Typically Belgian, every beer has its own style of glass. The Kwak glass is so expensive the restaurant demands one of your shoes as a deposit, held ransom in a basket hanging from the rafters until you return the glass.

Starters include such gourmet offerings as seared foie gras (R180) and Os à Moelle (R39), which are marrow bones described as “a delicacy you only eat away, or end up with a jealous dog”. Brussels sprouts don’t feature, neither does witloof, but they serve asparagus in season, green and white à la Flamande. Not on the menu now, but when I had it here last spring it was R54.

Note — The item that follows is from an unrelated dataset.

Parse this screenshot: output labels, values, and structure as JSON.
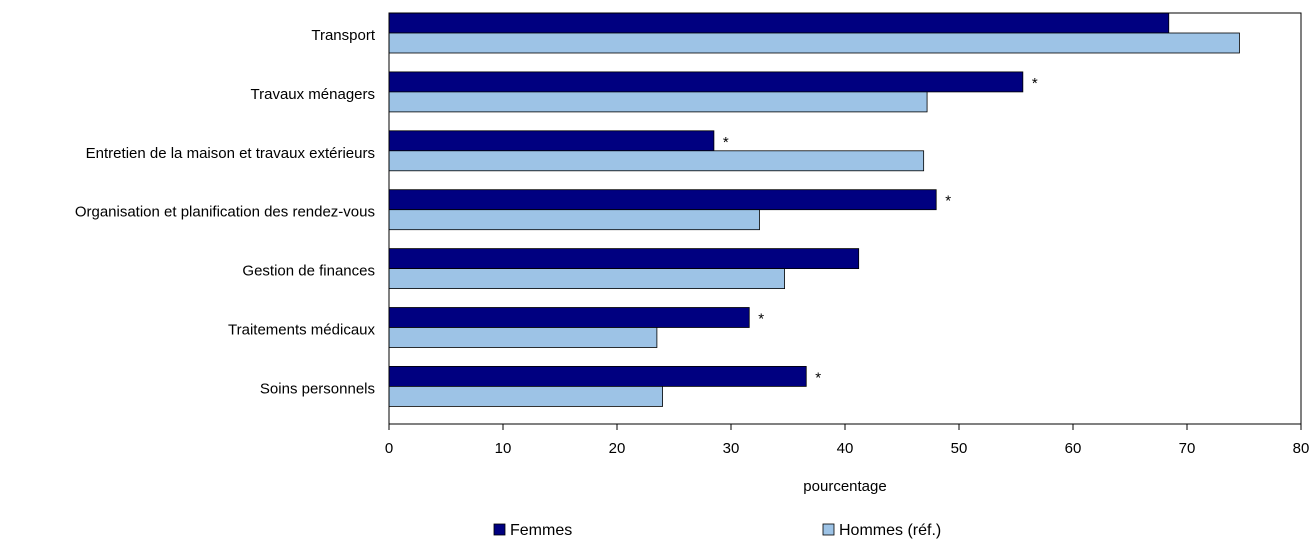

Seafood is emphasised because of the location, but the herring is imported of course. The moules marinières (R98) you can be sure is exactly one kilogram of mussels. Shrimp croquettes are popular and the menu informs us that Belgium is the only place where shrimps are still fished by carthorses wading up to their breasts in the water dragging nets, a custom you can still see at the shrimp festival in Oostduinkerke which is on in June.

Another Belgian speciality is the thick rabbit stew (R125) simmered in Belgian beer.

Frites are part of the national pride of Belgium. When one of my relatives opened a café in Oostende years ago, we discovered he could serve pasta and various foods without a special restaurant licence provided he didn’t touch a potato. If potatoes were to be served in any form, the authorities had to approve it. Oddly though, and this was true of 0932 as well, the frites at Den Anker are not authentically up to scratch. But the pralines from chocolatier Daskalides are.

Although Den Anker is something of a tourist haunt, it gives one a small taste of Belgium.

Details
Den Anker, Pierhead, V&A Waterfront, Cape Town. Open Monday to Sunday for lunch (noon — 4pm) and dinner (6pm — 10.30pm). Tel: 021-419 0249.